As I worked on the final drafts of The Lost Garden of Garraiblagh, I saw the need that people have for a connection with the natural world through their gardens. This need to be close to the soil was very evident during lockdowns locally with people queuing to buy plants etc from the garden centres. Throughout history gardens have been created in times of peace – but also as a response to traumatic events. There is no doubt they help our mental and physical health in times of stress. My MSc dissertation in Peace and Conflict Studies focussed on the peace-building powers of gardens around the world. I became fascinated by the history of gardens constructed in some of the most depressing and difficult of situations, such as the trenches and nursing stations of World War I.
Practically, I needed to adapt the way I did things. Simple things like art materials for the illustrations had to be sourced on-line rather than buying locally or travelling to Belfast.

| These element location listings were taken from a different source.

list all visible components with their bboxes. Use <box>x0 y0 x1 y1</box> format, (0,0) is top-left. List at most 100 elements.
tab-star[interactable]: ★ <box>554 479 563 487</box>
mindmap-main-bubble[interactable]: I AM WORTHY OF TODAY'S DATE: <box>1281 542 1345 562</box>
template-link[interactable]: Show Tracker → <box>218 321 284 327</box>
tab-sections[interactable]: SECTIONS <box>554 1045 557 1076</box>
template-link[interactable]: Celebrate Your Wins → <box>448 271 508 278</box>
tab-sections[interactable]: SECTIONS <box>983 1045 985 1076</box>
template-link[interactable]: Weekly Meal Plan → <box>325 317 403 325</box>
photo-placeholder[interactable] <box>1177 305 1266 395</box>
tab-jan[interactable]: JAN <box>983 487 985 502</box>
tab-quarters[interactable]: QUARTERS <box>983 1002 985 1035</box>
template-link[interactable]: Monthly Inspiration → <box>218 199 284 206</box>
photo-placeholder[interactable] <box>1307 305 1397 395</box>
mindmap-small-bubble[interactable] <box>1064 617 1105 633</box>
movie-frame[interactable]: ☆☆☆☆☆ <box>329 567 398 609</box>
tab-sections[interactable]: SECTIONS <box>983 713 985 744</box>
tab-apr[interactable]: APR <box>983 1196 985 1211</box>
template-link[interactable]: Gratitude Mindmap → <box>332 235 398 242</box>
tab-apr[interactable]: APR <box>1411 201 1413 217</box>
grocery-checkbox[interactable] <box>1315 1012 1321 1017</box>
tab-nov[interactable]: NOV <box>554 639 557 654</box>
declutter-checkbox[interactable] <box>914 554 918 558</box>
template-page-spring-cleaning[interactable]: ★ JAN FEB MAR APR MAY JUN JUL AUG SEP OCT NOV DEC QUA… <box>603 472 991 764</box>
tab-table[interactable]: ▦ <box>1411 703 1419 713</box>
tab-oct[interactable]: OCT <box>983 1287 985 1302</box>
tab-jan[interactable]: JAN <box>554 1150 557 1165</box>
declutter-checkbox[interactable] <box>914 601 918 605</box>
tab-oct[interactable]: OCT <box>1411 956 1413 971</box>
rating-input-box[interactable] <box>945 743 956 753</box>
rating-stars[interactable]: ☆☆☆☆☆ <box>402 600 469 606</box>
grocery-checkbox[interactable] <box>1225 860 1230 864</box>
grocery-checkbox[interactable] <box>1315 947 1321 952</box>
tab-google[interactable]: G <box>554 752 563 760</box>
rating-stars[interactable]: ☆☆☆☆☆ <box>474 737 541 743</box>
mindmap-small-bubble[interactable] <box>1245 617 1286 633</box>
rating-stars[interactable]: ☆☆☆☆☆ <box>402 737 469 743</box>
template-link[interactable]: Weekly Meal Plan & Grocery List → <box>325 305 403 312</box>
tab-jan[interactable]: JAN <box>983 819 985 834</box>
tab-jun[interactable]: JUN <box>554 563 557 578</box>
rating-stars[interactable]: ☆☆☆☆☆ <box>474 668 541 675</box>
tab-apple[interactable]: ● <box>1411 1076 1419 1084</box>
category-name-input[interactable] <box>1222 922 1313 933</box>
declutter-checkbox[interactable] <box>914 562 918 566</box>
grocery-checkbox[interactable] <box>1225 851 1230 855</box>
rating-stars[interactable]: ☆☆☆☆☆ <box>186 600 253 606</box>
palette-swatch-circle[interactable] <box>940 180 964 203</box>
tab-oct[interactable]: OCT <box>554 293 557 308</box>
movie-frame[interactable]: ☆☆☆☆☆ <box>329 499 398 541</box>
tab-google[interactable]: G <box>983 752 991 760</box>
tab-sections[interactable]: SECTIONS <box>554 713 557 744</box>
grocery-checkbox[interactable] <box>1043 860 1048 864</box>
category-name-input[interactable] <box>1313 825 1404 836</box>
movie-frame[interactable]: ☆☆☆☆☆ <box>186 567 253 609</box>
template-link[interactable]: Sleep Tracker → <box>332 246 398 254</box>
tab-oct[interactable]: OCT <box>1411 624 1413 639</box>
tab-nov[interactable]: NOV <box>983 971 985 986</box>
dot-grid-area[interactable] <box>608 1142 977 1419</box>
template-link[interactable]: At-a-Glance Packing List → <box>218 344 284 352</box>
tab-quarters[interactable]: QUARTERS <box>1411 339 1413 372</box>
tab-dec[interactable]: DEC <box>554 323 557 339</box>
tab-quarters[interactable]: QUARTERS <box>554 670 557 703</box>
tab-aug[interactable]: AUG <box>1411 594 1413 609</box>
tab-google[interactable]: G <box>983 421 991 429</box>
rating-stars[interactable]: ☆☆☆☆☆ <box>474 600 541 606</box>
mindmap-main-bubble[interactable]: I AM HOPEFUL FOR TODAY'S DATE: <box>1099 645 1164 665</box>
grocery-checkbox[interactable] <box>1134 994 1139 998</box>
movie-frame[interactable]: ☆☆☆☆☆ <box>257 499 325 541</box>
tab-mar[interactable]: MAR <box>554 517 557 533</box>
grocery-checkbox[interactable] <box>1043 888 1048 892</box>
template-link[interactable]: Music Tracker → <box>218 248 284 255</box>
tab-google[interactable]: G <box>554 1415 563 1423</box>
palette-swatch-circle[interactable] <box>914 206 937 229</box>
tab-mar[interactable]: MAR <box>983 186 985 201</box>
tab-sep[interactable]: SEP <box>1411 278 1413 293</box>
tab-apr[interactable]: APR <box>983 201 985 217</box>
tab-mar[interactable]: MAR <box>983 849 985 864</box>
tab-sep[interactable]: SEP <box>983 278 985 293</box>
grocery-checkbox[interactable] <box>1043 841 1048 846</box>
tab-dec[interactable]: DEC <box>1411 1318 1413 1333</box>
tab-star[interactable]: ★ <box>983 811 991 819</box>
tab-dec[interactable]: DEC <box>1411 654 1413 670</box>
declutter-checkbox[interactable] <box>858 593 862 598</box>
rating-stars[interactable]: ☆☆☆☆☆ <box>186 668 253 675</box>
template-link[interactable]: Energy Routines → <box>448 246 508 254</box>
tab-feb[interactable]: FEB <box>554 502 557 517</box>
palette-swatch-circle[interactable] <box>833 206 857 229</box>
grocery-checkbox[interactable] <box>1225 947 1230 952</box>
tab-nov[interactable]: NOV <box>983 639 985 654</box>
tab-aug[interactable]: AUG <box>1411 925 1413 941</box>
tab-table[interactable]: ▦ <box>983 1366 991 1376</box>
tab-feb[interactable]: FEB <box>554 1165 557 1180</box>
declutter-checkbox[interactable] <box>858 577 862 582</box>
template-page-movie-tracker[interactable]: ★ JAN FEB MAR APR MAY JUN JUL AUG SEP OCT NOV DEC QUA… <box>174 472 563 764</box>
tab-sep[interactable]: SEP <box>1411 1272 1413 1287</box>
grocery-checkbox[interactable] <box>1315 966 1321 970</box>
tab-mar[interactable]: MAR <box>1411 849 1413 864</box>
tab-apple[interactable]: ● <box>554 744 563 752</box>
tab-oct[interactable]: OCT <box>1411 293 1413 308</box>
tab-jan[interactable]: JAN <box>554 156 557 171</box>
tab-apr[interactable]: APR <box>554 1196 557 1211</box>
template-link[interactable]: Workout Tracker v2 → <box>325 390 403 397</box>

Several drafts had to be printed, and I worried that printing paper might become difficult to obtain.
Yet I was lucky in my writing of Garraiblagh. It was enormously helpful to have beta readers who kindly agreed to read the final draft and provide me with feedback. I will always be grateful to them.
My editor was my husband Willie, who is himself a writer and currently working on his MA in Creative Writing. He carried out close reading of the text and recommended several helpful changes. He then had the onerous task of formatting the text and images for publication. No mean feat: especially when there are so many illustrations and the book is quite lengthy (150,000 words). It was work that he may not have been able to do in the timescale, without lockdown.
When The Lost Garden of Garraiblagh was published in October 2020 I had hoped to be able to mark the event by giving readings in various locations. That is still something I plan to do when lockdown is lifted. I was very pleased that LibrariesNI bought several copies of the book.